I love the idea of the tattoo! That's what I'm going to be doing this Friday night!
Love it! I was caught up in the mamanista mania in the beginning, now I am just freakin tired and covered in baby spitup. Oh and I haven't had my eyebrows waxed in like a year...
But I kinda want to know how to make a sling out of an old t-shirt, just because it sounds much better than dropping the 50 bucks on one.
Amen!
You mocked this so much better than I could. I would probably spit on somebody and stalk off growling about the death of western civilization.
My decision to give my children life does not have to be justified to ANYONE, least of all some snob who thinks women live by fashion.
And see, I'd already clawed my way out of post partum depression by the time the beautiful hep cats started to breed, so I just looked at their picture perfect existences in People and snickered because I knew what life was really like once they got back behind the gates of their mansions.
Isn't the point of marketing and advertising to convince us that spending money on whatever it is will make us happier? It's not just babies and mothers--anyone watch that little sporting contest awhile back called The Super Bowl? When is Janina going to write another poorly composed article that warns men that drinking Budweiser will not magically make large breasted chicks appear to lap dance for them?
Ahh, yes, foiled again by that hip new maternity line by Liz Lange. I guess that's how baby #2 came along. Damn her.
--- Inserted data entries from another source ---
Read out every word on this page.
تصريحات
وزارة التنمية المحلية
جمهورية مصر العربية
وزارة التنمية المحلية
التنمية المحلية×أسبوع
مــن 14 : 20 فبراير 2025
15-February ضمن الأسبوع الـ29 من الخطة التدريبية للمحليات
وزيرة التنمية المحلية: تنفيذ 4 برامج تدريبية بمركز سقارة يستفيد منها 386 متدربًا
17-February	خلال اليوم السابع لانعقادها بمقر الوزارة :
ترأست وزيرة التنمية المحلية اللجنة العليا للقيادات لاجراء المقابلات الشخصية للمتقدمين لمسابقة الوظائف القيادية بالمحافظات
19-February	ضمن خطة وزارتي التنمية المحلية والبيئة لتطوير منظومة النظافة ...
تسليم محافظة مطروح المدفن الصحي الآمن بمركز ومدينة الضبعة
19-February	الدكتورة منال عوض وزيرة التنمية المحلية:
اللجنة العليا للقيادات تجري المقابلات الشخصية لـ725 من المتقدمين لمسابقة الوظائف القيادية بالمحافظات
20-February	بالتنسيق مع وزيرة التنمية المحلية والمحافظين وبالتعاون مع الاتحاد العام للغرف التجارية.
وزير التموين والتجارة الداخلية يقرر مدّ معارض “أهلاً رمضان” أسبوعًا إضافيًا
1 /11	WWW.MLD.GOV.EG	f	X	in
I must say...I'm a totally shocked mommy over here. I never imagined you were the type to get suckered into mommyhood...I need to do some thinking.
You're too funny. It's true what you write. I would like to change the word motherhood to fatherhood though. I see a huge change in how fathers act with their kids and their involvement. It's cool to be a father with the Baby Björn strapped on, stroller loaded, and having coffe with your child next to you. At least it is over here. I see so many fathers who take 6 months off to be with their baby. They have a magical glow in their face as they walk around town with their loved little one.
It's trendy and cool plus it's good for the kids. And the fathers feel like superstars. And the women can work. Everybody wins.
Nice weekend
AD
How did they know that I had kids just to buy the cute wittle itty bitty outfits? Because I think a station wagon screams "HOT MAMA" like nothing else? Because I'd much rather save my hard-earned money for college tuition than for exotic vacations?
They've found me out, dammit.
And you, HBM, are brilliant as always.
This is a great post! Truly!
Once again, great post!
I somehow managed to miss the whole trend thing... especially since "cute maternity tops" and "my pregnant body" did not go together.
The article was certainly interesting, what a shame that woman (obviously) regretted her choices!
Baa I say. Or maybe just bah.
I tore myself away from Celebrity Baby to read this? ;)
How dare you be all self-actualized and wise and everything! You're a mother, for crying out loud. Stop making us all look bad.
love, ya, grrl. Keep it up.
And see, I went and read the link and grrrrrr.
Reminds me of the article in a magazine over here about women who had chosen not to have children, and were complaining about how they suffered great pressure and unkindness from others because of it (which might have been true) but ONE of them said 'Anyway, having kids is just a lifestyle choice, like how you decide weather to buy a boat or house or something. People just have to live with those choices!'...
And I just screamed 'Oh My GOD Who ARE YOU!' and I wonder if people don't give her a hard time for some other reason.....
Amazing post. Very funny.
I only had the twins immediately after the first one because I wanted both a double and a triple stroller.
Because strollers ROCK.
Everyone knows that.
And I thought the whole "hipster parent" concept was meant ironically. You mean we really are hip? Jesus, what does that say for the state of cool?